Dal blog di Carlo De Benedetti su Huffington Post:

Fare l’editore di decine di testate su diverse piattaforme consente di guardare alle realtà del paese da altrettante angolazioni: quelle del quotidiano o del magazine nazionali da dove meglio si colgono le tensioni sociali, economiche e politiche generali; quelle delle redazioni locali a contatto con i problemi e le aspirazioni delle comunità, peraltro sempre meno omogenee; quelle di chi ha rapporti in tempo reale con i propri ascoltatori (le radio) e utenti (i siti web).

Inoltre, la necessità di confrontarmi con le iniziative più innovative e, soprattutto, la curiosità mi spingono spesso a guardare oltre i confini del nostro paese. Mi trovo dunque a operare localmente e a pensare globalmente: di fatto, “glocalizzo” – efficace neologismo – la mia attività quotidiana.

Sono, le mie, una condizione e una posizione privilegiate che fanno di questo lavoro uno dei più appassionanti della mia vita. Anche perché da qui seguo alcuni fenomeni editorialmente interessanti. Per esempio, noto che in alcuni mercati non italiani è vivacissima la compravendita di testate locali o addirittura iperlocali, parecchie delle quali cartacee e digitali settimanali o bisettimanali, alcune solo digitali. Ne ha rastrellate quasi un’ottantina l’oracolo di Omaha, Warren Buffett, il finanziere più accorto e fortunato degli ultimi decenni, che con la sua Berkshire Hathaway s’è via via preso il Tulsa WorldThe Press di Atlantic City, l’Omaha World-Herald, il Jackson County Floridan e tante altre. In settembre la News Corp. di Rupert Murdoch ha ceduto al Fortress Investment Group una catena di periodici locali coast-to-coast, tra cui il Cape Cod Times e il Daily Tidings di Ashland, Oregon. Pochi giorni fa lo stesso gruppo ha messo in vendita la catena di iperlocali di Brooklyn, New York, tra i quali il Courier, il Paper e il Times Ledger.

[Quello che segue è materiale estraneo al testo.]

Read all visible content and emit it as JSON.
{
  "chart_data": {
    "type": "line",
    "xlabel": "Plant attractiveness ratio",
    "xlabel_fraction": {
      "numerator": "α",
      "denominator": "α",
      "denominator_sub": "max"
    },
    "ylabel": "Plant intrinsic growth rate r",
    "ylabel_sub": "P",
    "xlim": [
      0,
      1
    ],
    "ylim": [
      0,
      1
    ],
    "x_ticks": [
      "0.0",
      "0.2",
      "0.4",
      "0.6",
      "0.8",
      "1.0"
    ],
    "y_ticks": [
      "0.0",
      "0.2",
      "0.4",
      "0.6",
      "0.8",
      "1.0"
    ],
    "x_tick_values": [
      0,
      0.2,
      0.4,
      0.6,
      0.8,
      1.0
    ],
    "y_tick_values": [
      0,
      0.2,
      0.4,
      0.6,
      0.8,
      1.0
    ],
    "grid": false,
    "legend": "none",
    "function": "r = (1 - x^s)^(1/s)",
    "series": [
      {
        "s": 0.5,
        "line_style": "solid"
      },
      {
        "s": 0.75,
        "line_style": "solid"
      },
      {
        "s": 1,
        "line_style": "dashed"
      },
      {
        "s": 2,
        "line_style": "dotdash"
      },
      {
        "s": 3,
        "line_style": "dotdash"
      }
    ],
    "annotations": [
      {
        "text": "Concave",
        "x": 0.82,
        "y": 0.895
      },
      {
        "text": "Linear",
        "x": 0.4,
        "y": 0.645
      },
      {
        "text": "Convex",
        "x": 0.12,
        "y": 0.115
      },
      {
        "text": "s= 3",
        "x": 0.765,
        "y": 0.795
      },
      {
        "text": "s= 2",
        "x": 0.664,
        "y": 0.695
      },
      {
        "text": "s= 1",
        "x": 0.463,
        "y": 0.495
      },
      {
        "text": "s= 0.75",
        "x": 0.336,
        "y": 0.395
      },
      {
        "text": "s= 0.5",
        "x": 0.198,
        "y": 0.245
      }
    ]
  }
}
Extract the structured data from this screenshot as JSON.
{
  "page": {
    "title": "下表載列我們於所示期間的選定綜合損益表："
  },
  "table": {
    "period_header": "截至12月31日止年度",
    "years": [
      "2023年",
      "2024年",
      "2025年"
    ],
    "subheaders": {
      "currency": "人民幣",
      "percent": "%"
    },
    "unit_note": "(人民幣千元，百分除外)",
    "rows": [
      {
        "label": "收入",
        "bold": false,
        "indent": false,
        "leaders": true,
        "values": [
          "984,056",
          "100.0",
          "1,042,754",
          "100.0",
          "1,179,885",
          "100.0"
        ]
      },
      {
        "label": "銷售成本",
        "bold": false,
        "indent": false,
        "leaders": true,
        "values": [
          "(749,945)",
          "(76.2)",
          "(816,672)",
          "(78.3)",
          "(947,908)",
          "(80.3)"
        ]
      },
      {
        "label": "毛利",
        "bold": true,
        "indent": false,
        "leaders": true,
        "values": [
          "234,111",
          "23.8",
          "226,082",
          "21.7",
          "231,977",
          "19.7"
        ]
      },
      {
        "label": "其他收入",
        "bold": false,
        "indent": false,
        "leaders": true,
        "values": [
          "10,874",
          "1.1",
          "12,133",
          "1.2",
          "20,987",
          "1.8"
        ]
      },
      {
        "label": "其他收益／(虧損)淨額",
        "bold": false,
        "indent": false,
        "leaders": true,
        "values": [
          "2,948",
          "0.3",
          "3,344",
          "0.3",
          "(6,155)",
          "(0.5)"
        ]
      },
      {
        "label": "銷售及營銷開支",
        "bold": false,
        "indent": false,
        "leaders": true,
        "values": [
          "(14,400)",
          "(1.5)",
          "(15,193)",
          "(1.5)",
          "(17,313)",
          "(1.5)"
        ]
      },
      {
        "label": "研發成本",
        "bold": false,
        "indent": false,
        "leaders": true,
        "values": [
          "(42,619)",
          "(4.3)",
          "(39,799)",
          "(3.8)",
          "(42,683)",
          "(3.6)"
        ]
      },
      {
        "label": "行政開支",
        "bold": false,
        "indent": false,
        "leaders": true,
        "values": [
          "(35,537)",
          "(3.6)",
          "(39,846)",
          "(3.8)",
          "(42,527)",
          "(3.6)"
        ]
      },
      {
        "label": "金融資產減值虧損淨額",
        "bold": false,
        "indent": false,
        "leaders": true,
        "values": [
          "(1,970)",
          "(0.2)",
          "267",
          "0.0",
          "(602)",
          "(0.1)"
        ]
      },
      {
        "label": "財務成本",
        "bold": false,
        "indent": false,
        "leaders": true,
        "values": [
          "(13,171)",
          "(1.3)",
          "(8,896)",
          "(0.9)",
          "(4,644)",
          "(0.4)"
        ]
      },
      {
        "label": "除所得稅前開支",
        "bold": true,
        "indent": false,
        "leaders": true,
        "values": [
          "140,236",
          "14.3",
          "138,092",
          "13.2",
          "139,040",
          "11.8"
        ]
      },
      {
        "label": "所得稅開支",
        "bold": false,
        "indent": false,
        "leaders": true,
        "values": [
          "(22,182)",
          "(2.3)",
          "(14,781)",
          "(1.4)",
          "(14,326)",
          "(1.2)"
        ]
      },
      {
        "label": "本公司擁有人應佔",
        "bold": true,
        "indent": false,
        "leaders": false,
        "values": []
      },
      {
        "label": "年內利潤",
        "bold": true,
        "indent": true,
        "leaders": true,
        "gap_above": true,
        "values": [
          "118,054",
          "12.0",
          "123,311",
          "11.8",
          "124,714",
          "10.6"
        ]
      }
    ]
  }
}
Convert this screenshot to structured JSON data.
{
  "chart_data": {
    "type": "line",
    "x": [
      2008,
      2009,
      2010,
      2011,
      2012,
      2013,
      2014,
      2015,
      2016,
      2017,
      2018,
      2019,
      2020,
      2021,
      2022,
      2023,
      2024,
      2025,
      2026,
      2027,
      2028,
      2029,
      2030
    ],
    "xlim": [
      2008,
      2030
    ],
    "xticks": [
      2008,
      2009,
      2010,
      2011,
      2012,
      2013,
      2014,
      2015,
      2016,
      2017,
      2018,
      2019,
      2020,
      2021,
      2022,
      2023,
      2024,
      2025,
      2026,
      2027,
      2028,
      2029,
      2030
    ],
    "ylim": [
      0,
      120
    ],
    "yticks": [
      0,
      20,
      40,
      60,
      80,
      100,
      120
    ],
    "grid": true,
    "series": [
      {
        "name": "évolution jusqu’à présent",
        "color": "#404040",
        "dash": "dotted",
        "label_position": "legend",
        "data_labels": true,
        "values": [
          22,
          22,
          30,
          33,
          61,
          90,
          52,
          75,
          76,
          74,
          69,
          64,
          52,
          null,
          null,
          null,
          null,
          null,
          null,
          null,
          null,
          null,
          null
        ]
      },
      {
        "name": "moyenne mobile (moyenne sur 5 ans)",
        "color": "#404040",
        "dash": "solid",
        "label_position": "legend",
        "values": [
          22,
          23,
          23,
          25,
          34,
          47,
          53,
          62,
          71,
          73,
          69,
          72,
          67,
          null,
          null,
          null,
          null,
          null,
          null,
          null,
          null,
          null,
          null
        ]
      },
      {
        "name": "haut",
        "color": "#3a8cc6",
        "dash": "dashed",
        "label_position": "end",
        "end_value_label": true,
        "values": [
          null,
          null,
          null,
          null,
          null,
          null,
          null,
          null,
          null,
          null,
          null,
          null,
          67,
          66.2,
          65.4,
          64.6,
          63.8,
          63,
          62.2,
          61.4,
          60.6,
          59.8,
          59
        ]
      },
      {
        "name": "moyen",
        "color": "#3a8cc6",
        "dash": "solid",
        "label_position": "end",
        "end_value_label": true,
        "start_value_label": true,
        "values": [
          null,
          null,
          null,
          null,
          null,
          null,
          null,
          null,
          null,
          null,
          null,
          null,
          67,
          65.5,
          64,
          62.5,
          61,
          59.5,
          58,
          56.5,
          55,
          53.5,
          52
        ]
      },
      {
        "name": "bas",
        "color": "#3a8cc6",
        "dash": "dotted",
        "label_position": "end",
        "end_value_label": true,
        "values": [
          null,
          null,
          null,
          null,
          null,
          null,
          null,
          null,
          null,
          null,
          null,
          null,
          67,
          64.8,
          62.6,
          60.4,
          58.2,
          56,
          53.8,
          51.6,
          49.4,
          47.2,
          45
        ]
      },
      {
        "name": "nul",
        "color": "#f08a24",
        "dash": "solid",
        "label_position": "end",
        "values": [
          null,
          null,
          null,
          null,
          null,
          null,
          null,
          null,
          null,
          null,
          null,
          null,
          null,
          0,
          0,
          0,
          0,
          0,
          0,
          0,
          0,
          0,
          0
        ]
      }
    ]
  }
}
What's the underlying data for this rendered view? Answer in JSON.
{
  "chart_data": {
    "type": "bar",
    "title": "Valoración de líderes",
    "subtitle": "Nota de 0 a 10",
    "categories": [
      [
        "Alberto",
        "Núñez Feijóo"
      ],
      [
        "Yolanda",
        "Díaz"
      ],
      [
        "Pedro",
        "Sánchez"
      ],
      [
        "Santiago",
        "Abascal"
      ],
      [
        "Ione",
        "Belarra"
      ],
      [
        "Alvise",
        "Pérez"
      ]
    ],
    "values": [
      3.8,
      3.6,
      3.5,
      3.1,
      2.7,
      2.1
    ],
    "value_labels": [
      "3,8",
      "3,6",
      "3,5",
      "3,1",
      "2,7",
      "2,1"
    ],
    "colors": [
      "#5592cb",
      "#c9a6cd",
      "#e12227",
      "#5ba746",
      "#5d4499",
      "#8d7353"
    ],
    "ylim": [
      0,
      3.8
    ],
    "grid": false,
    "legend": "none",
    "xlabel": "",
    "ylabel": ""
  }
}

Anche da questa parte dell’Atlantico assistiamo a cambi di proprietà di giornali radicati nei territori; recentemente ne è stato protagonista il primo gruppo media europeo, il tedesco Axel Springer, che ha ceduto alcuni suoi prodotti storici locali; l’editore britannico DMLW l’inverno scorso ha invece acquisito più di ottanta tra quotidiani e settimanali a pagamento e gratuiti.

Alla luce di questi fatti e dei numeri, la percezione è che l’informazione locale – non importa se stampata o digitale – non possa che continuare a “tirare”. I motivi sono semplici: è d’immediata utilità per chi vuol vivere pienamente nella propria comunità, è esclusiva, è affidabile. E valgono a Reno, Nevada, come a Mantova, bassa Lombardia. Permettetemi un riferimento al Gruppo Espresso: se sei di Pescara, Trieste, Udine o Salerno, le notizie o le inchieste più rilevanti le trovi solo sul Centro, sul Piccolo, sul Messaggero Veneto o sulla Città. Non altrove. Per questo e non per inerzia i dati di traffico dei siti dei quotidiani Finegil – Nuova SardegnaTirrenoAlto AdigeMattino di Padova, Gazzetta di Mantova etc. – nell’ultimo anno hanno registrato tassi di crescita tra i più alti.

Allargando lo sguardo, come reazione alla mondializzazione dei mercati e all’incertezza che accompagna la crisi economica vedo crescere il bisogno collettivo di ricostruire un rassicurante rapporto con il proprio territorio di riferimento. Un’informazione puntuale e certificata è una componente irrinunciabile di questo bisogno, che viene confermato dall’atto rituale mattutino dell’acquisto del giornale locale o dalla frequente lettura del sito che allo stesso giornale fa capo.

Ho infine l’impressione che i giornali regionali o pluriregionali debbano guardare al futuro con maggiore apprensione. Perché nel nostro paese, il senso d’appartenenza riguarda da sempre più i campanili che le regioni e le aree metropolitane. Perché – va detto – la dissipazione di credibilità pervicacemente perseguita dai consiglieri laziali, lombardi, piemontesi, calabresi ha accentuato il distacco dei cittadini dall’istituzione regionale. Tanto da farmi ragionare, ora, se non sia più opportuno eliminare le Regioni anziché le Province.